Tuli College of Hotel Management






TULI COLLEGE OF HOTEL MANAGEMENT NAGPUR ORGANISED the session on HR Expectations from New Employee, under capacity building  .From past 4 years we are organising the Capacity Building Program to develop the professionalism in students.
The session was conducted on 4th Feb 2022 by Mr.Jichendra Jena . Who has been training manager at hotel Surat Marriott.
His training profession is focused on providing an attitude training to hospitality professionals.

He has specially designed himself for Customer Service, Training Needs Analysis, Leadership, Time Management, Organizational Development, Facilitation, Performance Management, Soft Skills Training, Stress Management, Instructional Design, Team Building, Human Resources, Change Management, and he significantly much more.

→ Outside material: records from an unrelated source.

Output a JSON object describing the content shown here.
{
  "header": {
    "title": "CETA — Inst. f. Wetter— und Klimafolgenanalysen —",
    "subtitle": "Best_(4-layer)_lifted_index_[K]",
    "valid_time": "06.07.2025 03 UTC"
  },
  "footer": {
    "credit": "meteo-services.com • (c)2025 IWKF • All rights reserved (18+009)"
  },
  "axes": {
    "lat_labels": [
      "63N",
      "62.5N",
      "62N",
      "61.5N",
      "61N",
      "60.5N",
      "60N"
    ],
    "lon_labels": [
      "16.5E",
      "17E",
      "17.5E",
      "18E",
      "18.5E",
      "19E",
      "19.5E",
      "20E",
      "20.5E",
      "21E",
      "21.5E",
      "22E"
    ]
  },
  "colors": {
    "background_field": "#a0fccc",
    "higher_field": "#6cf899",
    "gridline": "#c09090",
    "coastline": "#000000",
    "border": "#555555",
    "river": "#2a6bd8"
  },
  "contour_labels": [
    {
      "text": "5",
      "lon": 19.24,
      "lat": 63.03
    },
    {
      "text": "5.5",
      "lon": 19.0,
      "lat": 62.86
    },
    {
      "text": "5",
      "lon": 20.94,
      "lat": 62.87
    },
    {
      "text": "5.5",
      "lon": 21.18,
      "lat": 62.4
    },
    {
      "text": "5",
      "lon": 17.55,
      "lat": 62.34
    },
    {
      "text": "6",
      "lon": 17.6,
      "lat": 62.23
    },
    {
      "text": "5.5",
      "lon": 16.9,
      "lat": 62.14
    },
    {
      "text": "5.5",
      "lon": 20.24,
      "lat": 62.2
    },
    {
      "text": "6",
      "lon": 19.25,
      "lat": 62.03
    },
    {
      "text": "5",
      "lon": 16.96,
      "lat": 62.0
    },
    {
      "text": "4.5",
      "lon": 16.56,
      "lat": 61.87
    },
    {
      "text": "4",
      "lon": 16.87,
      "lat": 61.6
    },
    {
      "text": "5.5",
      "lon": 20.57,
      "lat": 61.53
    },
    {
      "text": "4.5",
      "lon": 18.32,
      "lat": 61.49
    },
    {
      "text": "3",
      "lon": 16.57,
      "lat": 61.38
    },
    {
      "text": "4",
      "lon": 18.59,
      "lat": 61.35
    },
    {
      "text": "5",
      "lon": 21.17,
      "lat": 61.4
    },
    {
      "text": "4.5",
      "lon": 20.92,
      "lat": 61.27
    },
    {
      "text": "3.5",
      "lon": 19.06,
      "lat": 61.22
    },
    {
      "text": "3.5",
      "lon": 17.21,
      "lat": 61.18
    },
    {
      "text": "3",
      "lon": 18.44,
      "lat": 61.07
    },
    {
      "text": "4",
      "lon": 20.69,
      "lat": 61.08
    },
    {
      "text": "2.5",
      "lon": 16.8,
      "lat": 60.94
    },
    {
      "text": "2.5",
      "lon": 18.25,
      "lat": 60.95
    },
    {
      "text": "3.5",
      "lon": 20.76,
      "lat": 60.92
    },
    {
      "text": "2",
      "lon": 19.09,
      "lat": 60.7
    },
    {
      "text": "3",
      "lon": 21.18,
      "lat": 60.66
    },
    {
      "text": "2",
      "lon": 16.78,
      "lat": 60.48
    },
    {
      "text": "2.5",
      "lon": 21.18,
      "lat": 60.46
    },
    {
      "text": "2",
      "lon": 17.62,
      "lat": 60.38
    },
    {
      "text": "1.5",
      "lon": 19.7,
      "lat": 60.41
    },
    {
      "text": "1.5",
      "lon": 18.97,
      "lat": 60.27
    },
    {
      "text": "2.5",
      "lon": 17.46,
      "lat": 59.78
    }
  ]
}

He is having indestructible professional with BDTHS focused in hospitality and tourism management from utkal University of management in 2003 .
He had given a real examples and stories . He explained HR Expectations from New Employee,
“A year ago, we couldn’t find people for jobs in hospitality and tourism. Now we’ve got an abundance of well-qualified people.”
That doesn’t mean long-standing staffing problems have been resolved. In theory, all the cutbacks across the industry should have eased the usual talent crunch. But companies are getting so inundated with resumes, it’s harder to fish out the best candidates. And as the economy struggles to rebound from the slowdown caused by the coronavirus, many hotels and restaurants just don’t have enough business to hire more employees.
At the same time, the industry’s high-turnover environment remains. Hospitality jobs are known for being low-wage and low-skill. “One of the problems we’ve had forever and a day is the industry is generally a steppingstone to something bigger and better.” says Mr. Jena.
That means companies in the hospitality industry often compete for talent against employers in other industries that need people with similar skills. Hotels looking for managers may be up against nursing homes looking for directors. Restaurants that need chefs may be vying with community colleges that need teachers. “Hospitality employers are not only competing with each other for scarce talent, but also against the other employers for whom the same skills can be used,” he explains.
Another enduring problem is the lack of diversity at higher levels of the industry. The industry’s hourly workforce is diverse, but that’s not the case for management.
As a reckoning over race gripped the nation this year, many hospitality companies started evaluating the makeup of their workforces.
“There’s been such a huge focus on this, companies are turning internally and asking if they represent the world at large,”
Companies also need to grow their own diverse talent pools, J.Jena adds, through mentoring and sponsorship programs. Look at the pipeline into lower job levels and provide the support people need to progress, he says. “We have to look at the verticals that are feeding senior positions: How do we make earlier choices in the food chain to prepare for the long-term objectives of the industry?
”Employers should tackle the problem head-on, Tracey says. After receiving promotions, he notes, many women leave the industry because of family obligations, and so companies need to offer ways to help them manage family responsibilities while staying engaged at work.

The aim of the session was to set clear employee and performance expectations for each new person during the onboarding process. ... "The overall purpose of having performance expectations is to move toward a specific company goal and create workplace accountability from one employee to another.